Over the first half of the year, per kilogramme prices were typically three per cent lower than in 2014, but were as much as six per cent lower during May. They rebounded strongly through June and July to be typically six per cent higher than last year.
“This market volatility can be attributed to a number of factors,” said Stuart Ashworth, QMS Head of Economics Services.
“Certainly for the first half of the year the UK market was well supplied with beef,” commented Mr Ashworth. “In early 2015 both the number of cattle reaching abattoirs and their carcase weights were higher than 12 months earlier.
“Despite carcase weights remaining high, by spring the quantity of beef available from UK abattoirs fell below year-earlier levels and was much lower during June,” added Mr Ashworth. “Tonnages increased substantially during July and remained higher during August.”
When adjusted for trade, UK supplies of beef were higher during January and February, lower from March to June and then higher again in July. Meanwhile Kantar market research data shows consumer demand for beef has remained similar to last year throughout 2015.

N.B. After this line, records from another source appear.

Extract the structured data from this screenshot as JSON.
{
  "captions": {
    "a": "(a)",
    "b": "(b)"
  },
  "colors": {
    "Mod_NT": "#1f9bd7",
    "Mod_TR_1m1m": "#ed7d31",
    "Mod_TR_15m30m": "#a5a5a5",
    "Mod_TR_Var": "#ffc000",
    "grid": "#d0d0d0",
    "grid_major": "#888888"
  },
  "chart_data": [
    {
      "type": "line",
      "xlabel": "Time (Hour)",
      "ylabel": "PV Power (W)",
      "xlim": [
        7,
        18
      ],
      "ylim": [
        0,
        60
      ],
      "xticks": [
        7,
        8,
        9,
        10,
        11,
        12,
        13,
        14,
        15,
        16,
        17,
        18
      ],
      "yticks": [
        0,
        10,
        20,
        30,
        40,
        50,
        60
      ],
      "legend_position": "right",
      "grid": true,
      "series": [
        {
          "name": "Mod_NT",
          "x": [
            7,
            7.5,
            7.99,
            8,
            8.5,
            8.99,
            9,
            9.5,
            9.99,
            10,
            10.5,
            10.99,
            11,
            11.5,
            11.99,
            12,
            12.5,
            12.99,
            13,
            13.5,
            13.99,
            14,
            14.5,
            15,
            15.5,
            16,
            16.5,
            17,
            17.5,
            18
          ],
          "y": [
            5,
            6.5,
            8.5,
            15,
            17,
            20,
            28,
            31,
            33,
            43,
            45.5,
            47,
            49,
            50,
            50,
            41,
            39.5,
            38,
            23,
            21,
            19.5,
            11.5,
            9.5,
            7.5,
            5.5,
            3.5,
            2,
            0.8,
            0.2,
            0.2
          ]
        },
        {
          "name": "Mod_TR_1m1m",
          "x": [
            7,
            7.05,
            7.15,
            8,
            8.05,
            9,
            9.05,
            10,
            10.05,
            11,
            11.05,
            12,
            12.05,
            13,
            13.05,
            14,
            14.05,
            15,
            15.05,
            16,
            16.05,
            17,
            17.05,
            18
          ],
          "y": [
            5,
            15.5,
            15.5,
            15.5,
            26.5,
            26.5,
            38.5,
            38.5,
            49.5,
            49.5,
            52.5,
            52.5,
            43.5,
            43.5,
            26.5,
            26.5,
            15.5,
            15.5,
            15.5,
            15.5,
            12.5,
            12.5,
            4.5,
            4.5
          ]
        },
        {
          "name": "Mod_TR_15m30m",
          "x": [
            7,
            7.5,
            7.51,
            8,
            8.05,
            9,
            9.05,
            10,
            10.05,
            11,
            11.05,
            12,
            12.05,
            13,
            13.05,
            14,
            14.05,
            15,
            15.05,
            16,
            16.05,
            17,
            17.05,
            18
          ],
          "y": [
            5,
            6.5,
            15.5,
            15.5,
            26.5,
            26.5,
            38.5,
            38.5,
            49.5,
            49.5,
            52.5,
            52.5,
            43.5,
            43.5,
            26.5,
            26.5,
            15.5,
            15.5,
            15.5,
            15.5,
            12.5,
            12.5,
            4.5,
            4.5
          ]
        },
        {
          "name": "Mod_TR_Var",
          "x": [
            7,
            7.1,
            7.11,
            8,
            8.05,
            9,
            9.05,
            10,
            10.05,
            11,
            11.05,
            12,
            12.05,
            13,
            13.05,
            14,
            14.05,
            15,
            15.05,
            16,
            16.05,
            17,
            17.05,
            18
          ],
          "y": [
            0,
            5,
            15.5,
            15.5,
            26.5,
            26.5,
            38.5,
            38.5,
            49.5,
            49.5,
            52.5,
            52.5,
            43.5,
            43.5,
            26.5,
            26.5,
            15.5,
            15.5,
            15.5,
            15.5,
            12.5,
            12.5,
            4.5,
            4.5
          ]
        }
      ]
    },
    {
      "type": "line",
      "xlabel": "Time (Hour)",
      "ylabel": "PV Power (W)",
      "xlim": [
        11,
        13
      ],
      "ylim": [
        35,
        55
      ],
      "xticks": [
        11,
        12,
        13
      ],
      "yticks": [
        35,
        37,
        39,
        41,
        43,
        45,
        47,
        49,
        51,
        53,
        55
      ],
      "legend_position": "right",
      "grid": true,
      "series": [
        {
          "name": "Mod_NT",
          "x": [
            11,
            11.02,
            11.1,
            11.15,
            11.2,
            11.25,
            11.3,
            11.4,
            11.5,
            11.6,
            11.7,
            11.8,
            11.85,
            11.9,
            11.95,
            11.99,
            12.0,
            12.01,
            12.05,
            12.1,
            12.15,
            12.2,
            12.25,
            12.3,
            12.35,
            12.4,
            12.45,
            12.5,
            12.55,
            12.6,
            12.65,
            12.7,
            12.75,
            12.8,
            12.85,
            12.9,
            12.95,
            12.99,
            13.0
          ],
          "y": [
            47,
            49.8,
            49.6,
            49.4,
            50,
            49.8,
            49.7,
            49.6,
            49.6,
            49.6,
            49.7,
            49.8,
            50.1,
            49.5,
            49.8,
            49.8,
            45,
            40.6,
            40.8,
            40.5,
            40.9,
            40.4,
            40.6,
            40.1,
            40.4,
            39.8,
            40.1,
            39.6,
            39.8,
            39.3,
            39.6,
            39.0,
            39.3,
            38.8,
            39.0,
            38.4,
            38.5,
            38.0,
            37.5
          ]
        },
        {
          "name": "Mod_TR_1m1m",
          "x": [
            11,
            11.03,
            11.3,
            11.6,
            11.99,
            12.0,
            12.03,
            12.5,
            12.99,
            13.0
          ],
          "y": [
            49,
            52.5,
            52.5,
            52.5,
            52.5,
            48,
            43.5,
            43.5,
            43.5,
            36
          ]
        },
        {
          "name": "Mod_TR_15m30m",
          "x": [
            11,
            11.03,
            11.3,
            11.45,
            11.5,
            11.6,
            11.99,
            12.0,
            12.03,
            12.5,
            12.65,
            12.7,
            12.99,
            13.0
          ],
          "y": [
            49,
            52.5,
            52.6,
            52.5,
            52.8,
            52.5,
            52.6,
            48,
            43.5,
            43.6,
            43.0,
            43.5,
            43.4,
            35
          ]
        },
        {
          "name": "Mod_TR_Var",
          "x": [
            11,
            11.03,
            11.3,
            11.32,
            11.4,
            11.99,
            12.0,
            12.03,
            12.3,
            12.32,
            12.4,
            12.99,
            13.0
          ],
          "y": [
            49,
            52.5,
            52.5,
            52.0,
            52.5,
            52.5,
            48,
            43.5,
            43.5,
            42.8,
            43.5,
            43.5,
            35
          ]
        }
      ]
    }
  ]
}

According to Mr Ashworth, the general trend in farmgate price does reflect the movements in the basic supply and demand equation - sliding in a well-supplied market and rising in an undersupplied market.
“The short-term management of stocks of beef in cold stores, however, will limit the speed of price movement,” observed Mr Ashworth.
“So, although new supplies fell below last year’s levels in the spring, short term supplies were influenced by the rundown of cold store stocks and producer prices continued to slide.
“By mid-May the much lower new supplies and lower volumes in cold store helped to chase producer prices higher.”
Equally, he said, during July new supplies, adjusted for trade, were higher than a year earlier and farm gate price started to fall back. Also acting as a coolant on prices has been a decline in the values of fat and hides sold by abattoirs.
Nevertheless, according to Mr Ashworth, the rise in farmgate prices through August and September suggests that the supply and demand balance has become more equal.
“Indications of slaughter volumes during August and September suggest fewer prime animals reaching the market although cull cow numbers remain ahead of last year,” observed Mr Ashworth.
Historic retail sales data points towards a general increase in purchases of beef through the autumn followed by firm demand through to the spring of the year.
“The weakening of Sterling in recent weeks makes imported beef less competitive and enhances export competiveness,” said Mr Ashworth.
“Our main overseas supplier, Ireland, is expected to see slaughter supplies tighten through the autumn - their June census data shows a decline of around 10% in the number of cattle over two years old and a three per cent decline in the one to two years old age group. English census data shows a similar pattern.”
“It is not until the under one year age group that both Ireland and England show increases in stock numbers,” commented Mr Ashworth.
“Therefore, the short term prospects for the beef producer remains one of firm prices.”